The Springfield Model 1847 was a percussion lock musketoon produced by the Springfield Armory in the mid-19th century.

==History==
Muskets were designed for a dual purpose on the battlefield. They could be used as a ranged weapon, and they could also be used as a pike for short range fighting. Because they were used in a manner similar to a pike, muskets had to be long and heavy, which made them impractical for other uses. Because of this, many muskets were produced in a shorter version, often called a carbine or a musketoon. These shorter weapons were often used by naval forces and cavalry.

The Model 1847 musketoon was a shortened version of the Springfield Model 1842 standard infantry musket. Three basic models were produced at Springfield between 1847 and 1859. The total production of all three models is estimated at approximately 10,000 carbines.

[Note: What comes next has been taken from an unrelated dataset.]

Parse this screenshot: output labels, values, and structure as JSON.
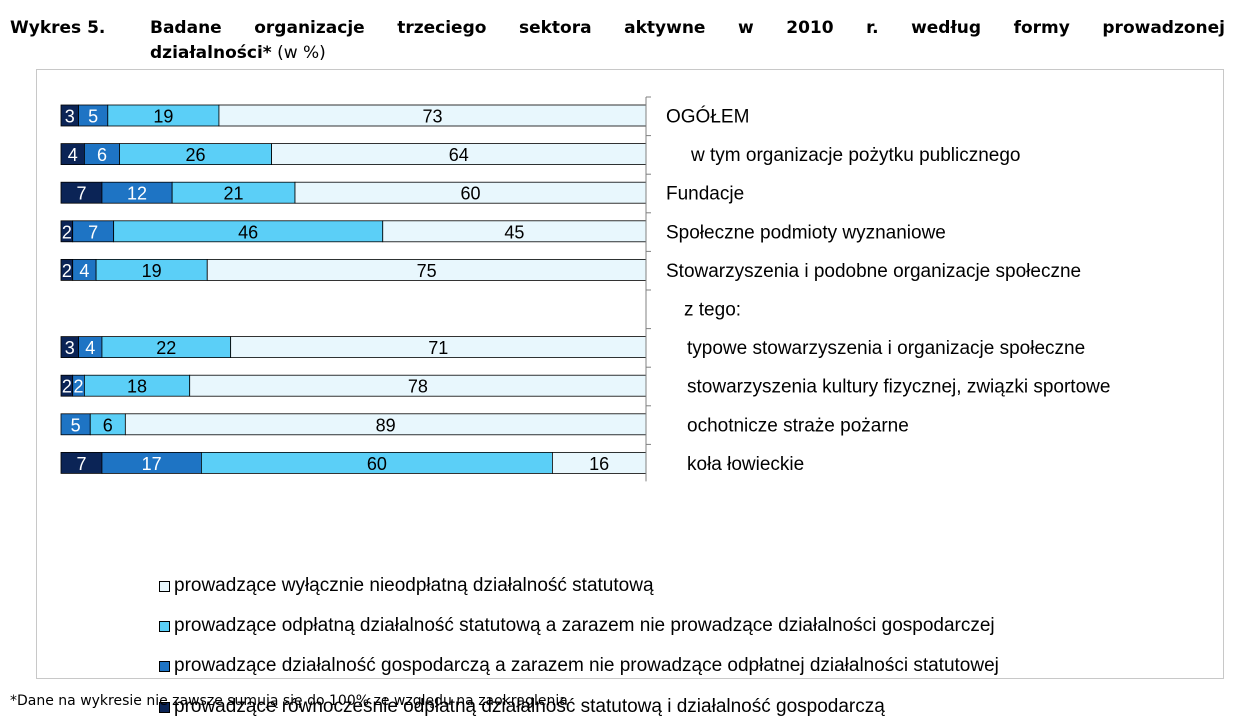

The cavalry model was not highly regarded by those mounted troops to whom they were issued. Inspector General Joseph K. Mansfield conducted a tour of the Western outposts in 1853 and reported that the troops made many derogatory comments about their carbines. Dragoons told him that when the weapon was carried by a mounted trooper, the round ball would simply roll out of the weapon's barrel. His report also stated that "There is no probable certainty of hitting the object aimed at, and the recoil is too great to be fired with ease." Mansfield concluded that the gun was essentially "a worthless arm," having "no advocates that I am aware of."

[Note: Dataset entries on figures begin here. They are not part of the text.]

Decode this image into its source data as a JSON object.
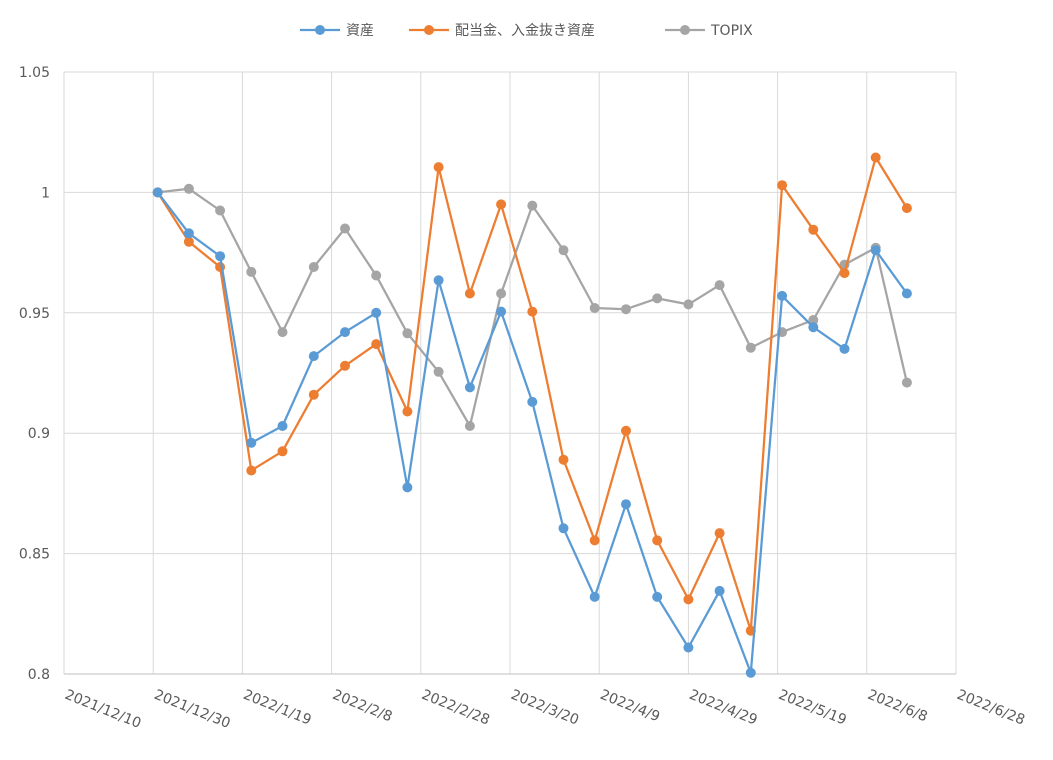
{
  "chart_data": {
    "type": "line",
    "title": "",
    "xlabel": "",
    "ylabel": "",
    "ylim": [
      0.8,
      1.05
    ],
    "yticks": [
      "0.8",
      "0.85",
      "0.9",
      "0.95",
      "1",
      "1.05"
    ],
    "xticks": [
      "2021/12/10",
      "2021/12/30",
      "2022/1/19",
      "2022/2/8",
      "2022/2/28",
      "2022/3/20",
      "2022/4/9",
      "2022/4/29",
      "2022/5/19",
      "2022/6/8",
      "2022/6/28"
    ],
    "grid": true,
    "legend_position": "top",
    "x": [
      "2021/12/31",
      "2022/1/7",
      "2022/1/14",
      "2022/1/21",
      "2022/1/28",
      "2022/2/4",
      "2022/2/11",
      "2022/2/18",
      "2022/2/25",
      "2022/3/4",
      "2022/3/11",
      "2022/3/18",
      "2022/3/25",
      "2022/4/1",
      "2022/4/8",
      "2022/4/15",
      "2022/4/22",
      "2022/4/29",
      "2022/5/6",
      "2022/5/13",
      "2022/5/20",
      "2022/5/27",
      "2022/6/3",
      "2022/6/10",
      "2022/6/17"
    ],
    "series": [
      {
        "name": "資産",
        "color": "#5b9bd5",
        "values": [
          1.0,
          0.983,
          0.9735,
          0.896,
          0.903,
          0.932,
          0.942,
          0.95,
          0.8775,
          0.9635,
          0.919,
          0.9505,
          0.913,
          0.8605,
          0.832,
          0.8705,
          0.832,
          0.811,
          0.8345,
          0.8005,
          0.957,
          0.944,
          0.935,
          0.976,
          0.958
        ]
      },
      {
        "name": "配当金、入金抜き資産",
        "color": "#ed7d31",
        "values": [
          1.0,
          0.9795,
          0.969,
          0.8845,
          0.8925,
          0.916,
          0.928,
          0.937,
          0.909,
          1.0105,
          0.958,
          0.995,
          0.9505,
          0.889,
          0.8555,
          0.901,
          0.8555,
          0.831,
          0.8585,
          0.818,
          1.003,
          0.9845,
          0.9665,
          1.0145,
          0.9935
        ]
      },
      {
        "name": "TOPIX",
        "color": "#a5a5a5",
        "values": [
          1.0,
          1.0015,
          0.9925,
          0.967,
          0.942,
          0.969,
          0.985,
          0.9655,
          0.9415,
          0.9255,
          0.903,
          0.958,
          0.9945,
          0.976,
          0.952,
          0.9515,
          0.956,
          0.9535,
          0.9615,
          0.9355,
          0.942,
          0.947,
          0.97,
          0.977,
          0.921
        ]
      }
    ]
  }
}
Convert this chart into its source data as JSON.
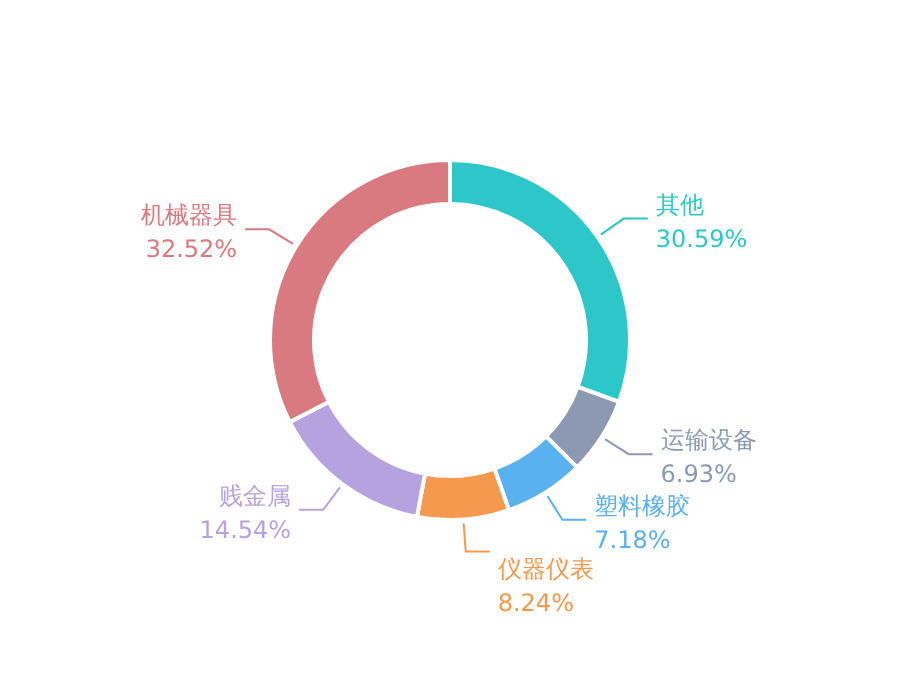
{
  "chart_data": {
    "type": "donut",
    "categories": [
      "其他",
      "运输设备",
      "塑料橡胶",
      "仪器仪表",
      "贱金属",
      "机械器具"
    ],
    "values": [
      30.59,
      6.93,
      7.18,
      8.24,
      14.54,
      32.52
    ],
    "value_labels": [
      "30.59%",
      "6.93%",
      "7.18%",
      "8.24%",
      "14.54%",
      "32.52%"
    ],
    "colors": [
      "#2ec7c9",
      "#8d98b3",
      "#5ab1ef",
      "#f5994e",
      "#b6a2de",
      "#d87a80"
    ]
  }
}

The Model 1847 musketoon's inadequacies were largely responsible for Edward Steptoe's loss at the Battle of Pine Creek (along with other poor equipment selections).

==Design and Features==
The Model 1847, like the Model 1842 musket that it was based on, had a .69 caliber barrel, and was fired using a percussion lock system which was much more reliable and weather resistant than the previous flintlocks. The barrel was much shorter, only 26 in in length compared to 42 in of the Model 1842. The Model 1842 had been produced as a smoothbore musket, but many were later rifled to fire the new Minié ball. While older converted muskets could not handle the increased breech pressure caused by the new expanding bullet, the Model 1842 and Model 1847 performed adequately.

The Model 1847 carbines were also produced as a smoothbore weapon, and a small number of these also were later rifled. Smoothbore carbines were not sighted. The carbines that were rifled were also fitted with sights.

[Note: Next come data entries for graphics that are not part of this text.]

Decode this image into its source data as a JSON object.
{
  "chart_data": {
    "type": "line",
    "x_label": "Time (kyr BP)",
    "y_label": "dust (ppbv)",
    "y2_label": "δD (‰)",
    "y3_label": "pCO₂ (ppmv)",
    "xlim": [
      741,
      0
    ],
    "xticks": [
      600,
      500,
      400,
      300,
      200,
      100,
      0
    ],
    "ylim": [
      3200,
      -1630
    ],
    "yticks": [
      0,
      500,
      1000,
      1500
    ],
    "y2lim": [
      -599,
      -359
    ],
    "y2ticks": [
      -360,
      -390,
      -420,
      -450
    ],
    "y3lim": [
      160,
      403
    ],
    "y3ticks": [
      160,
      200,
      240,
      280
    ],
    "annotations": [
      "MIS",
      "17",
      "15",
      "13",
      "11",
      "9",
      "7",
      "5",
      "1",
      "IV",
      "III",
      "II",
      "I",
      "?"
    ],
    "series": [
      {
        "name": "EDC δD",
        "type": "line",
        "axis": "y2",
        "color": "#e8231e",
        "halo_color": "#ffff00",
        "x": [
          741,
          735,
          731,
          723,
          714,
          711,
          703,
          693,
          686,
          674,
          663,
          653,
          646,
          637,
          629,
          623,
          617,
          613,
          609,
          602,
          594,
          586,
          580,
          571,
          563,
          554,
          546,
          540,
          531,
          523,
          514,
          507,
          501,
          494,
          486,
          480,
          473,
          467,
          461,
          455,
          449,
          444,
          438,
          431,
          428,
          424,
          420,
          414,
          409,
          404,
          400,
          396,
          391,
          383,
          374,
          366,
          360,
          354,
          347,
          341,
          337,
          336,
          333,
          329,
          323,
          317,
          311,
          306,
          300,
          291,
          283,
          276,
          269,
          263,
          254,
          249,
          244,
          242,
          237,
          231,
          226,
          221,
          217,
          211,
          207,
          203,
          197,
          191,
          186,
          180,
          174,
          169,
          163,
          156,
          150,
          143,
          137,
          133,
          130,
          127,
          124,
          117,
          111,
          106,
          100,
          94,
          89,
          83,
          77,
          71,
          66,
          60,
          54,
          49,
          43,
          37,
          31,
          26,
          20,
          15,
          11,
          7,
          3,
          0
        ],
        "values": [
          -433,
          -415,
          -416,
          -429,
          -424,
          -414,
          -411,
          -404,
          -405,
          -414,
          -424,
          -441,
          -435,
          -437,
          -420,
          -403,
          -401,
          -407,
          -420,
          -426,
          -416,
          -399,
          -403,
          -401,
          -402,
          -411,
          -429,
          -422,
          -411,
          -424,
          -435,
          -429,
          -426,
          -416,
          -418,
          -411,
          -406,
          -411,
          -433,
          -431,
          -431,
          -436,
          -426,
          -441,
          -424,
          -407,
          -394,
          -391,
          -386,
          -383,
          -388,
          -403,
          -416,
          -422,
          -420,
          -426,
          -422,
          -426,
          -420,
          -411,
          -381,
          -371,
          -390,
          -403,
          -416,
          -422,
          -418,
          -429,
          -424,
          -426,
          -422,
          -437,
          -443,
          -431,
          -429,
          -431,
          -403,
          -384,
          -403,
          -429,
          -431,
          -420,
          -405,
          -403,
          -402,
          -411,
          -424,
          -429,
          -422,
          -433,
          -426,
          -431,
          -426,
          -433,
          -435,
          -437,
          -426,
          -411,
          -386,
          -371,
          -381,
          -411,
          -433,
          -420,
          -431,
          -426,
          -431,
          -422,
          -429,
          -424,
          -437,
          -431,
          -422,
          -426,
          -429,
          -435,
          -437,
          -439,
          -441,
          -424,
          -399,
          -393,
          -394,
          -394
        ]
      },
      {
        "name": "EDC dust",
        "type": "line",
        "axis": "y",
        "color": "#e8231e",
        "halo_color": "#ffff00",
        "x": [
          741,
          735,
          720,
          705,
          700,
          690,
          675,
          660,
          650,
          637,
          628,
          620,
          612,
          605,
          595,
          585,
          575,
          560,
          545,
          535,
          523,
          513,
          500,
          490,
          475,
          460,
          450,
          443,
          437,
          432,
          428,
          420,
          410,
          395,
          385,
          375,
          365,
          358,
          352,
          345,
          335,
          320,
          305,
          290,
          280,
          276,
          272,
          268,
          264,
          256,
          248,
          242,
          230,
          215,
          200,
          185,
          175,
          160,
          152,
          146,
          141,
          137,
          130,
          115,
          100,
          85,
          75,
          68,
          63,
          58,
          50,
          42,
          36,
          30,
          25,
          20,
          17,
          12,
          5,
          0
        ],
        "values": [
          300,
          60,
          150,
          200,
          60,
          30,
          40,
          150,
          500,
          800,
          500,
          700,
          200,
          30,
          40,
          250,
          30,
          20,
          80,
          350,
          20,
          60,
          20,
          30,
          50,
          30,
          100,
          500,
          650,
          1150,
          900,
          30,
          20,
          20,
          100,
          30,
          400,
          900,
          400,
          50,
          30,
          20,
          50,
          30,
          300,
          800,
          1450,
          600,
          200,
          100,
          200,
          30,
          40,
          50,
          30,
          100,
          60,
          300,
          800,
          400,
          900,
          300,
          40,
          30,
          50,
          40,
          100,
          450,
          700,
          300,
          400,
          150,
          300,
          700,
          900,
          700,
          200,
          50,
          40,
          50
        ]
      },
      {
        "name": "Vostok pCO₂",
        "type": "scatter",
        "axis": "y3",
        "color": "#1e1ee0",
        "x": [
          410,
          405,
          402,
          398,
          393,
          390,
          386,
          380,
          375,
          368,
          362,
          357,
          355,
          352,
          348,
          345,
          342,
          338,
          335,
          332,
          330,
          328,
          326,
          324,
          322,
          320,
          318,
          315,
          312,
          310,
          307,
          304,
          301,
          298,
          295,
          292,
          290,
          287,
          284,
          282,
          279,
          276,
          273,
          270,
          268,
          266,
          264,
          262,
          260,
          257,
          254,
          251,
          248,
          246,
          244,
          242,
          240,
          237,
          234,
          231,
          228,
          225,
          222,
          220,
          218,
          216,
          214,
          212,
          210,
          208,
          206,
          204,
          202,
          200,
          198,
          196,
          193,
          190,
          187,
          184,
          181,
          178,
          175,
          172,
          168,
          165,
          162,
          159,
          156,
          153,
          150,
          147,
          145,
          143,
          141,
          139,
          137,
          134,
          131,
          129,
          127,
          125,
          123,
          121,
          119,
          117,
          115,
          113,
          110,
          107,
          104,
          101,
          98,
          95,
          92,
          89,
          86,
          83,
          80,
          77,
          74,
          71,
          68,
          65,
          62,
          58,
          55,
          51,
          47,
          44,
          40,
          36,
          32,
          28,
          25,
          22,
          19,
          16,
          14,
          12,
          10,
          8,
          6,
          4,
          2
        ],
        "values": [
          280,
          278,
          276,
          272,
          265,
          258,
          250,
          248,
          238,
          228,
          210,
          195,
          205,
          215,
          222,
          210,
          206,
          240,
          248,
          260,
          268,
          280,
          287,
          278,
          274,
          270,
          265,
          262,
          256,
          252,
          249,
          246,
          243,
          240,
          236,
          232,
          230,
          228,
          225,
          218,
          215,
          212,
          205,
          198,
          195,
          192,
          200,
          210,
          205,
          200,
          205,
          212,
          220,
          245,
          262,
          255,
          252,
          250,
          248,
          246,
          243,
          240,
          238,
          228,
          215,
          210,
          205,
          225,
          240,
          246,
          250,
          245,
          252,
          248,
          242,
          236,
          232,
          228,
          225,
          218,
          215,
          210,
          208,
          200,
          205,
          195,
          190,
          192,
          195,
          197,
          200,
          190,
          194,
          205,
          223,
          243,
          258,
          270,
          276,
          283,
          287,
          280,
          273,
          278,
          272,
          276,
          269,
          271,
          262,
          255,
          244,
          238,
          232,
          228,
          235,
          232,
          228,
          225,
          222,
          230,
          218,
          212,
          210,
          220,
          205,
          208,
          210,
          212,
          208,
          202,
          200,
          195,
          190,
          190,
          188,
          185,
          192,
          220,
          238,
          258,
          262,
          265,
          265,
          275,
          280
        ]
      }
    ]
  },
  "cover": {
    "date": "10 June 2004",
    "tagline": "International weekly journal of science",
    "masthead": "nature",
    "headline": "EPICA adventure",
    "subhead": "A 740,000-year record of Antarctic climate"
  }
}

Like the Model 1842 musket, the Model 1847 carbine used barrel bands to attach the barrel to the stock. The carbine, being much shorter, only required two barrel bands, instead of the three required for the longer Model 1842 musket.

The Model 1847 carbine featured a small lock and chain or metal bale for attaching the ramrod which was especially useful while reloading on horseback.

The total weight of the carbine was approximately 7.4 lb, and its overall length was 41 in.

==Variants==
The Model 1847 musketoon was produced in three variants, called the artillery, cavalry, and sappers (engineers) models.